Bidirectional networks are similar to Hopfield networks, with the special case that the matrix $W$ is a block matrix.

===Localist attractor networks===
Zemel and Mozer (2001) proposed a method to reduce the number of spurious attractors that arise from the encoding of multiple attractors by each connection in the network. Localist attractor networks encode knowledge locally by implementing an expectation–maximization algorithm on a mixture-of-gaussians representing the attractors, to minimize the free energy in the network and converge only the most relevant attractor.
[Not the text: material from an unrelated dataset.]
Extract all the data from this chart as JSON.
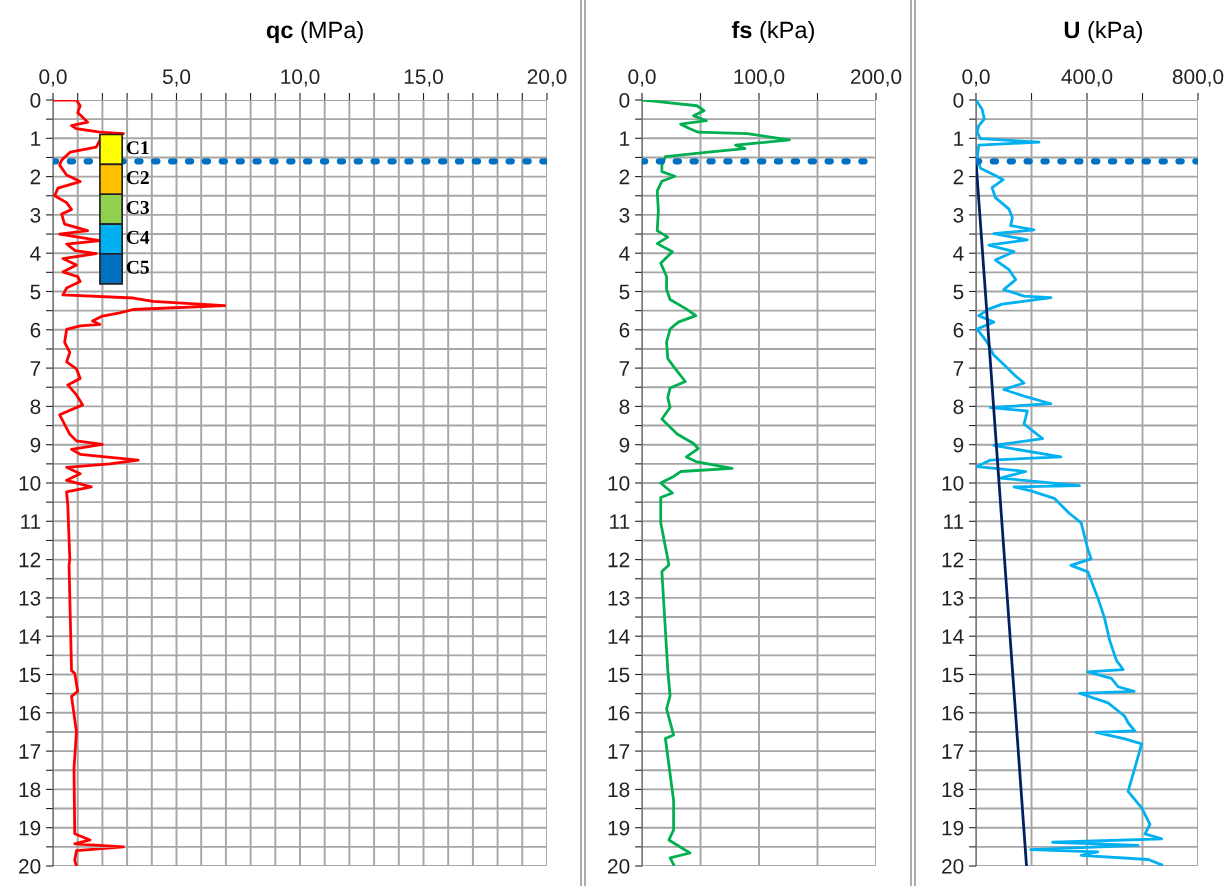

This results in the following update equations:
1. Determine the activity of attractors: $q_i(t)=\frac{\pi_i g(y(t),w_i,\sigma(t))}{\sum_j\pi_jg(y(t),w_j,\sigma(t))}$
2. Determine the next state of the network: $y(t+1)=\alpha(t)\xi+(1-\alpha(t))\sum_iq_i(t)w_i\,\!$
3. Determine the attractor width through network: $\sigma^2_y(t)=\frac{1}{n}\sum_iq_i(t)|y(t)-w_i|^2$
($\pi_i$ denotes basin strength, $w_i$ denotes the center of the basin. $\xi$ denotes input to the net, $g$ is a un-normalized gaussian distribution centered in $y$ and of standard deviation equals to $\sigma$.)

The network is then re-observed, and the above steps repeat until convergence. The model also reflects two biologically relevant concepts. The change in $\alpha$ models stimulus priming by allowing quicker convergence toward a recently visited attractor. Furthermore, the summed activity of attractors allows a gang effect that causes two nearby attractors to mutually reinforce the other's basin.

===Reconsolidation attractor networks===
Siegelmann (2008) generalized the localist attractor network model to include the tuning of attractors themselves. This algorithm uses the EM method above, with the following modifications: (1) early termination of the algorithm when the attractor's activity is most distributed, or when high entropy suggests a need for additional memories, and (2) the ability to update the attractors themselves: $w_i(t+1)=vq_i(t)\cdot y(t)+[1-vq_i(t)]\cdot w_i(t)\,\!$, where $v$ is the step size parameter of the change of $w_i$. This model reflects memory reconsolidation in animals, and shows some of the same dynamics as those found in memory experiments.

Further developments in attractor networks, such as kernel-based attractor networks, have improved the computational feasibility of attractor networks as a learning algorithm, while maintaining the high-level flexibility to perform pattern completion on complex compositional structures.